Alumni Q&A with Sari Lennick

Sari Lennick

The School of Dramatic Arts briefly caught up with actress Sari Lennick (BA ’97) for our Q&A series highlighting the accomplishments of the alumni of the USC School of Dramatic Arts.

About the alum
Sari Lennick, who co-stars in the upcoming Woody Allen film Cafe Society, is best known for her work in Joel and Ethan Coen’s A Serious Man, which earned the Robert Altman Independent Spirit Award, a Gotham Award Nomination for Best Ensemble, and an Oscar nomination for Best Picture. Her web series, Drama Queen, which features some of her fellow SDA alums, was recently released.

SDA: What was your best USC experience?

Lennick: I had a pretty incredible college experience.

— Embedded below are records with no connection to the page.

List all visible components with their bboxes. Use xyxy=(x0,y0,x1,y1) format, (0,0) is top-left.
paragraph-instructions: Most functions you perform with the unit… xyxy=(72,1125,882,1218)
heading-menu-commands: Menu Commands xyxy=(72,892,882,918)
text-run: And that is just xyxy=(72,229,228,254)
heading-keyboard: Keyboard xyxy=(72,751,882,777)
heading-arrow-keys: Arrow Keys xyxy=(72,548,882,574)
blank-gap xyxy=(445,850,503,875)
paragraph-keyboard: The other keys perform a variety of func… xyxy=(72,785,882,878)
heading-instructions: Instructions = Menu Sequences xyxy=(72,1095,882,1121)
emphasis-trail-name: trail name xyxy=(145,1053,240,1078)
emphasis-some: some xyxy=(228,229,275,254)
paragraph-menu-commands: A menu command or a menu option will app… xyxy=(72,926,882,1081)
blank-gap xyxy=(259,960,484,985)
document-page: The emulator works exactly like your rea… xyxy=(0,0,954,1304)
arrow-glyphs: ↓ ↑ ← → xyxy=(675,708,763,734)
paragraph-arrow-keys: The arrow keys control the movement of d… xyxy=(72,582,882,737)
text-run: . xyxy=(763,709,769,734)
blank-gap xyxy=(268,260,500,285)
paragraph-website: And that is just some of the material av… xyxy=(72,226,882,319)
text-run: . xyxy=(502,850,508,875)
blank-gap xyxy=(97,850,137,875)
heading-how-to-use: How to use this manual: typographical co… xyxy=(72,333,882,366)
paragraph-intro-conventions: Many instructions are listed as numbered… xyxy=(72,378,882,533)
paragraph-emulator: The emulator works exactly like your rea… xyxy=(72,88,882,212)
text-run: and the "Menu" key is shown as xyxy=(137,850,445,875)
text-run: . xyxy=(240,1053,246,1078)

When I reflect on my time at SDA it’s to the tune of Bruce Springsteen’s Glory Days. I’m not ashamed to admit that those were indeed my glory days.

It is pretty challenging to pin down a best experience. Every friend I made, every professor and educator with whom I worked, every class I took, every play I read or saw (even the bad ones!), all had a profound impact on me, and gave me the best of what I have and who I am now.

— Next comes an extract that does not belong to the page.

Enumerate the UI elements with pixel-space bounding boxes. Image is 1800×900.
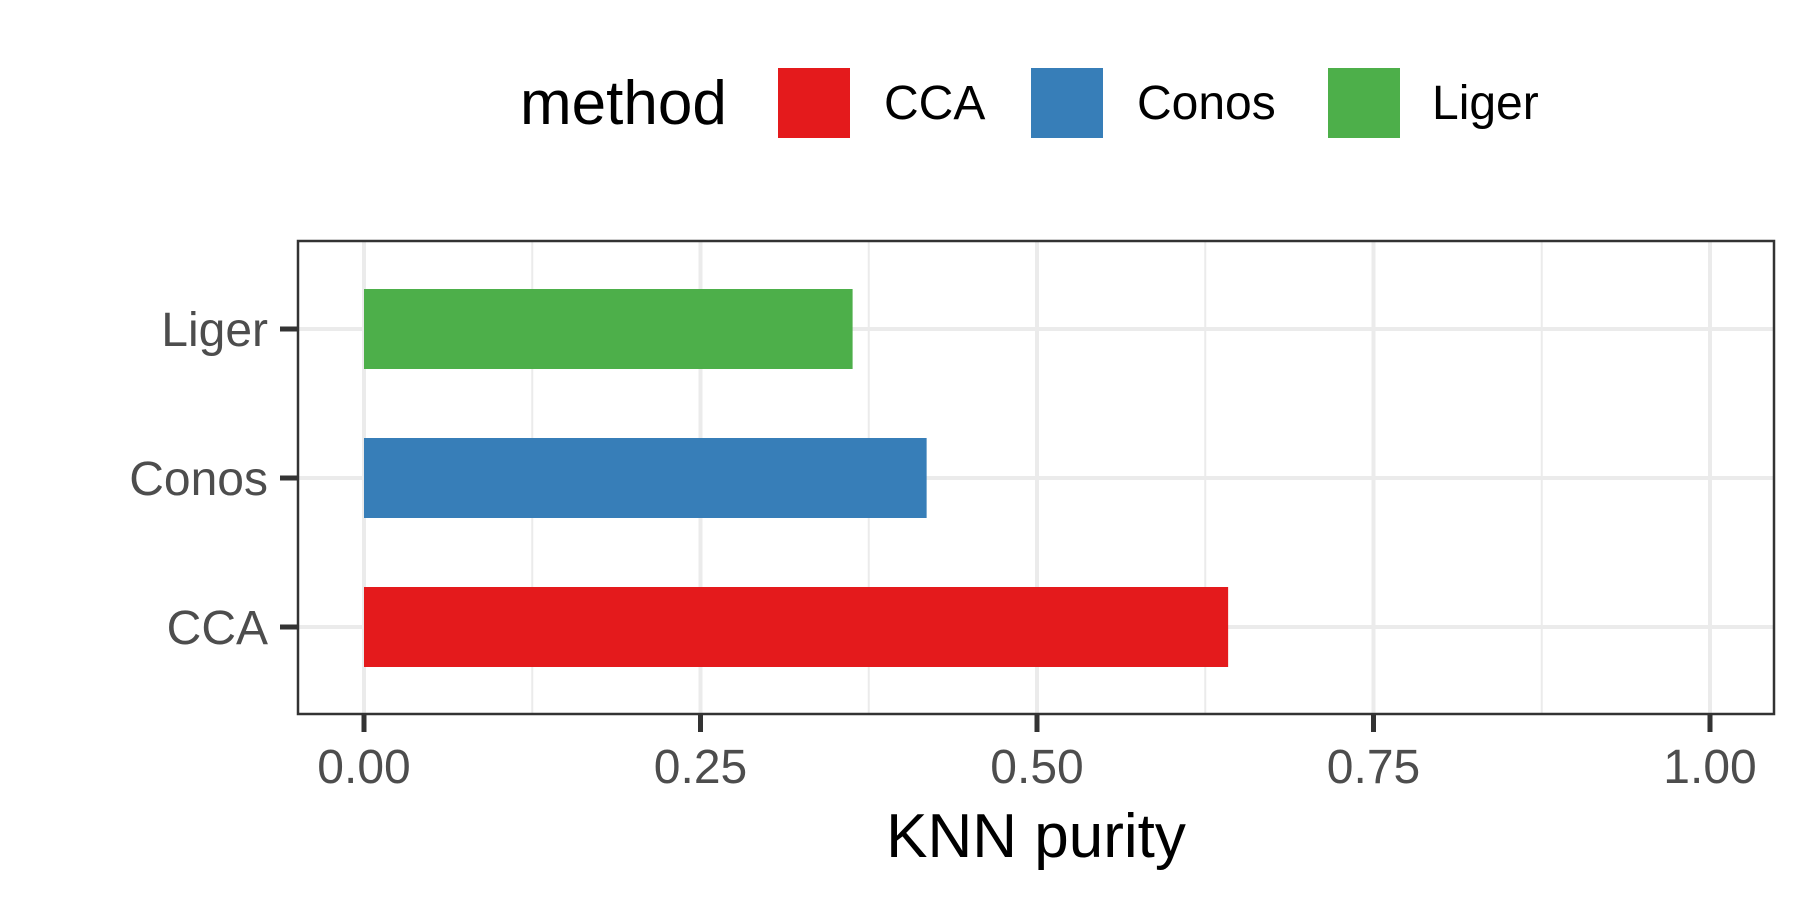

SDA: Was there a class or professor that was particularly meaningful or influential during your time at the School?

Lennick: Early on in my college experience, I was cast in Frank Wedekind’s Spring Awakening. I was part of a small handful of freshmen who had the opportunity to work on the show, alongside a ridiculously talented and inspiring group of second, third and fourth-year BFA and BA actors. Allan Hendrick directed the show and he was the first person who taught me how to act.

There were so many professors who helped shape my experience and taught me so much – Paul Backer, Marilyn McIntyre, Bob Scales, John Blankenchip, Eric Trules, Deborah Ross Sullivan, to name a few.

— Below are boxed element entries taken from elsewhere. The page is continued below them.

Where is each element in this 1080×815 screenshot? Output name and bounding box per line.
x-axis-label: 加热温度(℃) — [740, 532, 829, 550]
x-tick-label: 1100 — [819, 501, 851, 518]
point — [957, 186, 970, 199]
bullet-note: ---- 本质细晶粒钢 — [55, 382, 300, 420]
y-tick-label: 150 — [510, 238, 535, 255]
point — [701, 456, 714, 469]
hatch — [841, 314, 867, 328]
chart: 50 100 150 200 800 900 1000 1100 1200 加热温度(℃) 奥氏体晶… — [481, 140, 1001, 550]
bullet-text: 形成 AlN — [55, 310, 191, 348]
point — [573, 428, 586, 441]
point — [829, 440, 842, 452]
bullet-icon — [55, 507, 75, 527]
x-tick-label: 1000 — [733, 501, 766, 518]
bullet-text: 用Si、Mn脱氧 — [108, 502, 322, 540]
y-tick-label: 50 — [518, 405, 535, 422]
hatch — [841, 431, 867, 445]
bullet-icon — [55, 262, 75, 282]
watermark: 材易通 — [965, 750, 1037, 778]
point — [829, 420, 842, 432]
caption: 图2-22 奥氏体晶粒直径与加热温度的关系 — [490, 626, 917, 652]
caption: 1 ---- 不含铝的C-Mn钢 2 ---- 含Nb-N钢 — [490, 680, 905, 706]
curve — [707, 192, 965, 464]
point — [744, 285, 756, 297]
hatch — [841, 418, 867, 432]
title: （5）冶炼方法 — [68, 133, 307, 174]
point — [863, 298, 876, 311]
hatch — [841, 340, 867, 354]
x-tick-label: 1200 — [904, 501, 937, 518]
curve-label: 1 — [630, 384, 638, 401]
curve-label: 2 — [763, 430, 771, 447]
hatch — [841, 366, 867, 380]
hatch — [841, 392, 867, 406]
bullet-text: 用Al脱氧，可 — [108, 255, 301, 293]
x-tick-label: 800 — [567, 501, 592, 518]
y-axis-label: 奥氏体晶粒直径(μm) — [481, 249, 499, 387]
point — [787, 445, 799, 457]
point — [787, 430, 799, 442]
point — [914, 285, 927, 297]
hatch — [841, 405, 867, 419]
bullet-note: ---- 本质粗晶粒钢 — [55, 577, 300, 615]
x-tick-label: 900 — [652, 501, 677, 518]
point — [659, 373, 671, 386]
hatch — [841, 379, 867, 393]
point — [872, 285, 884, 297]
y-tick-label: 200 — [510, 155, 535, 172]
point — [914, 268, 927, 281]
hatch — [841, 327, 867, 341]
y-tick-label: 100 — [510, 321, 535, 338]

SDA: What lessons have you been able to apply from your SDA training to your professional life?

Lennick: During tech for Spring Awakening, I was standing outside the stage left entrance of the Bing Theatre, with a senior, Laura Estep. She was an amazing actress and I was in awe of her. I asked her for her best piece of advice and she said “always be nice to the costume people.” Obviously when I’m working on a film, things like acting, breathing, dialects, relaxation are all pretty important. But I’d say the most important thing is to “always be nice to the costume people” (and every single person I have the privilege of working with).

SDA: What do you miss about college, SDA specifically?

Lennick: I miss being around my friends all the time. If I could take every single person (well, most of the people) I went to college with and live with them on the same street, I would be the happiest person. That’s my biggest fantasy.

SDA: Was there a particular production you felt taught you the most?

Lennick: I can remember important moments and lessons from every single one of them, but I should probably say the most important production I did was Threepenny Opera my senior year, when I started dating my now-husband, Alan Lennick.

SDA: What is your advice for current SDA students?

Lennick: I think one of the things that made USC such a magical place for me, was the endless resources and support that I was afforded. I started at USC as a BFA theatre major and one week into my sophomore year, decided to switch to the BA program and double major in theatre and philosophy. I was able to make that transition because the BFA and BA programs were equally strong (which was unique to USC) and because the administration was incredibly supportive of me finding what I was looking for from my USC experience. At every turn during my time at SDA was an opportunity to try something new and the resources to make it happen.

To current students I would say, take advantage of every one of those resources. Do an independent student production, bring back “Drom” (drama prom – my most significant contribution to SDA!), create a new program, do an independent research project… If you’ve got an idea, I promise there will be someone to nurture and support you.

Most importantly – hold onto your friends. One day you might be lucky enough to be married to one of them and wish for all the rest of them to live on your street.